Джейн даже испытала бы сочувствие к слизеринцам, не будь она сейчас слишком раздражена бесплодными поисками. Как назло, за все это время ей встретился только Кровавый Барон — слизеринское привидение. Выскочив на Джейн откуда-то из стены, он с воем бросился прямо сквозь нее и исчез через потолок прежде, чем Ватсон успела оправиться от испуга и спросить дорогу.
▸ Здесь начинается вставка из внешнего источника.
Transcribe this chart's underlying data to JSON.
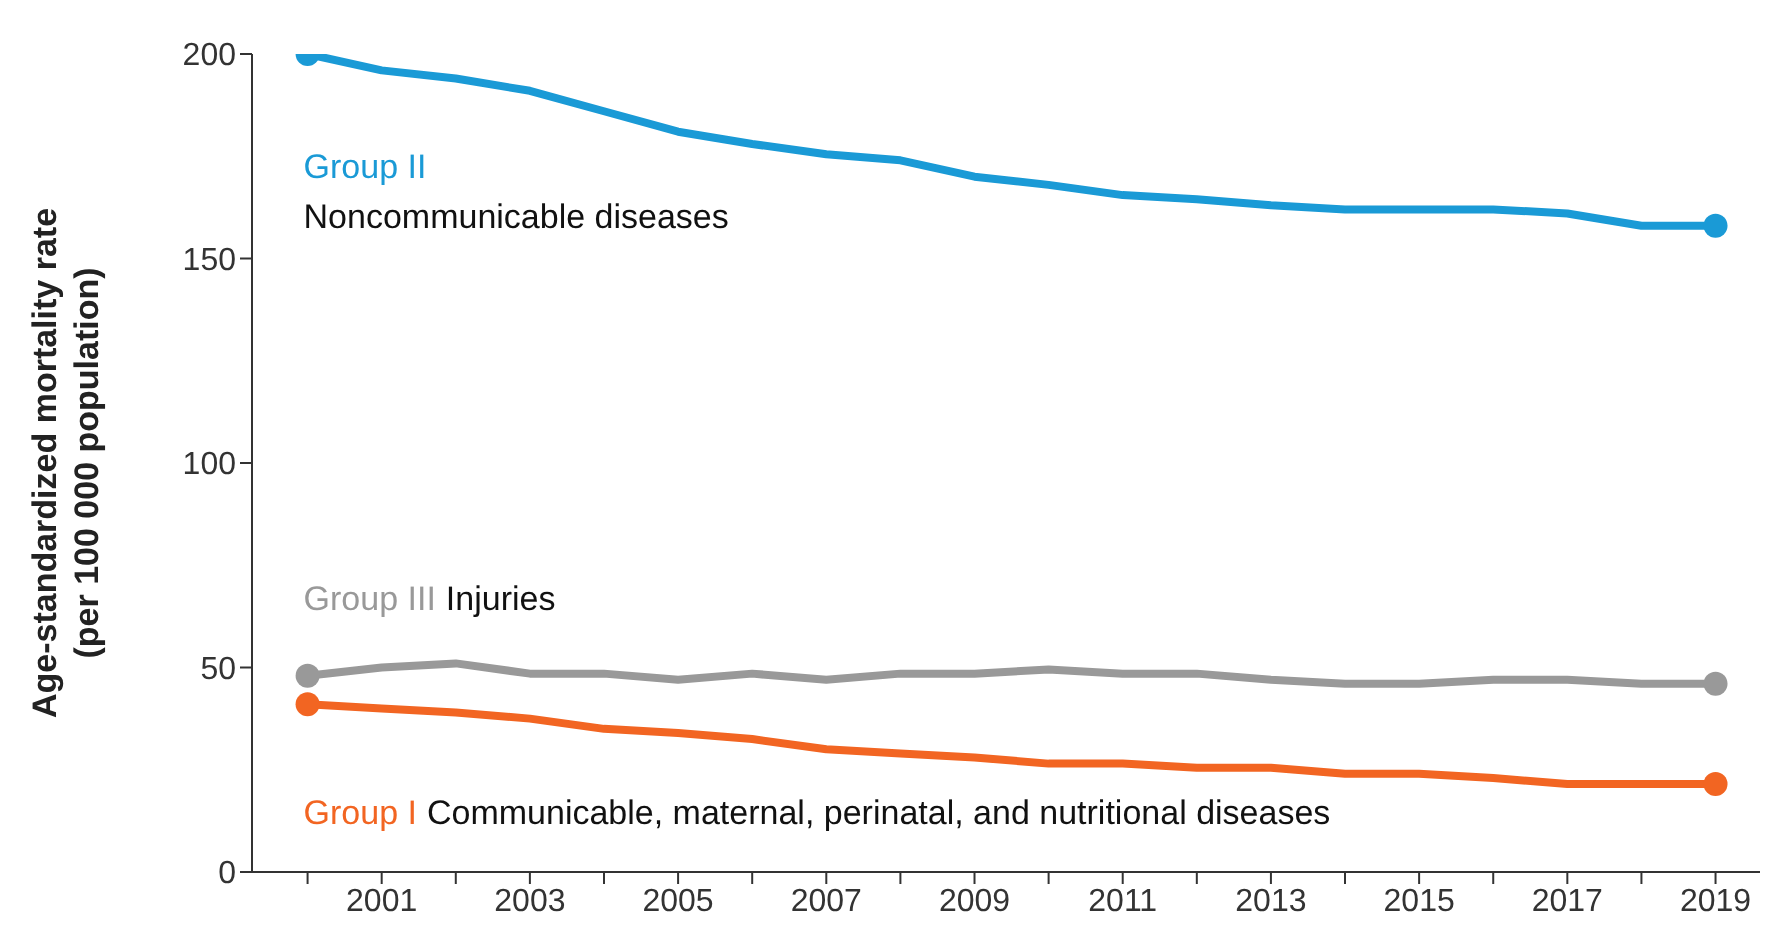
{
  "chart_data": {
    "type": "line",
    "ylabel": "Age-standardized mortality rate\n(per 100 000 population)",
    "x": [
      2000,
      2001,
      2002,
      2003,
      2004,
      2005,
      2006,
      2007,
      2008,
      2009,
      2010,
      2011,
      2012,
      2013,
      2014,
      2015,
      2016,
      2017,
      2018,
      2019
    ],
    "series": [
      {
        "name": "Group II",
        "color": "#1a9ad6",
        "values": [
          200,
          196,
          194,
          191,
          186,
          181,
          178,
          175.5,
          174,
          170,
          168,
          165.5,
          164.5,
          163,
          162,
          162,
          162,
          161,
          158,
          158
        ]
      },
      {
        "name": "Group III",
        "color": "#999999",
        "values": [
          48,
          50,
          51,
          48.5,
          48.5,
          47,
          48.5,
          47,
          48.5,
          48.5,
          49.5,
          48.5,
          48.5,
          47,
          46,
          46,
          47,
          47,
          46,
          46
        ]
      },
      {
        "name": "Group I",
        "color": "#f26522",
        "values": [
          41,
          40,
          39,
          37.5,
          35,
          34,
          32.5,
          30,
          29,
          28,
          26.5,
          26.5,
          25.5,
          25.5,
          24,
          24,
          23,
          21.5,
          21.5,
          21.5
        ]
      }
    ],
    "annotations": [
      "Noncommunicable diseases",
      "Injuries",
      "Communicable, maternal, perinatal, and nutritional diseases"
    ],
    "xlim": [
      1999.25,
      2019.6
    ],
    "ylim": [
      0,
      200
    ],
    "xticks": [
      {
        "value": 2000,
        "label": null
      },
      2001,
      {
        "value": 2002,
        "label": null
      },
      2003,
      {
        "value": 2004,
        "label": null
      },
      2005,
      {
        "value": 2006,
        "label": null
      },
      2007,
      {
        "value": 2008,
        "label": null
      },
      2009,
      {
        "value": 2010,
        "label": null
      },
      2011,
      {
        "value": 2012,
        "label": null
      },
      2013,
      {
        "value": 2014,
        "label": null
      },
      2015,
      {
        "value": 2016,
        "label": null
      },
      2017,
      {
        "value": 2018,
        "label": null
      },
      2019
    ],
    "yticks": [
      0,
      50,
      100,
      150,
      200
    ],
    "grid": false,
    "legend": false,
    "line_style": "solid"
  }
}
Пару раз она слышала шаги, но каждый раз они замолкали до того, как гриффиндорка могла понять, откуда они доносились — эхо здесь тоже будто блуждало в лабиринте, искажаясь и еще больше сбивая с пути. Наконец, отчаявшись бродить туда-сюда, Ватсон с досадой поплелась обратно, чувствуя, как вновь разливается боль в поврежденном во время игры в квиддич колене. Перспектива провести еще одну тревожную ночь со злополучным пакетиком чихотника под подушкой нагоняла уныние, однако несмотря на постигшее ее разочарование Ватсон была рада выбраться из подземелий. Ей уже начинало казаться, что если проведет еще минуту в этом сыром воздухе, то непременно задохнется.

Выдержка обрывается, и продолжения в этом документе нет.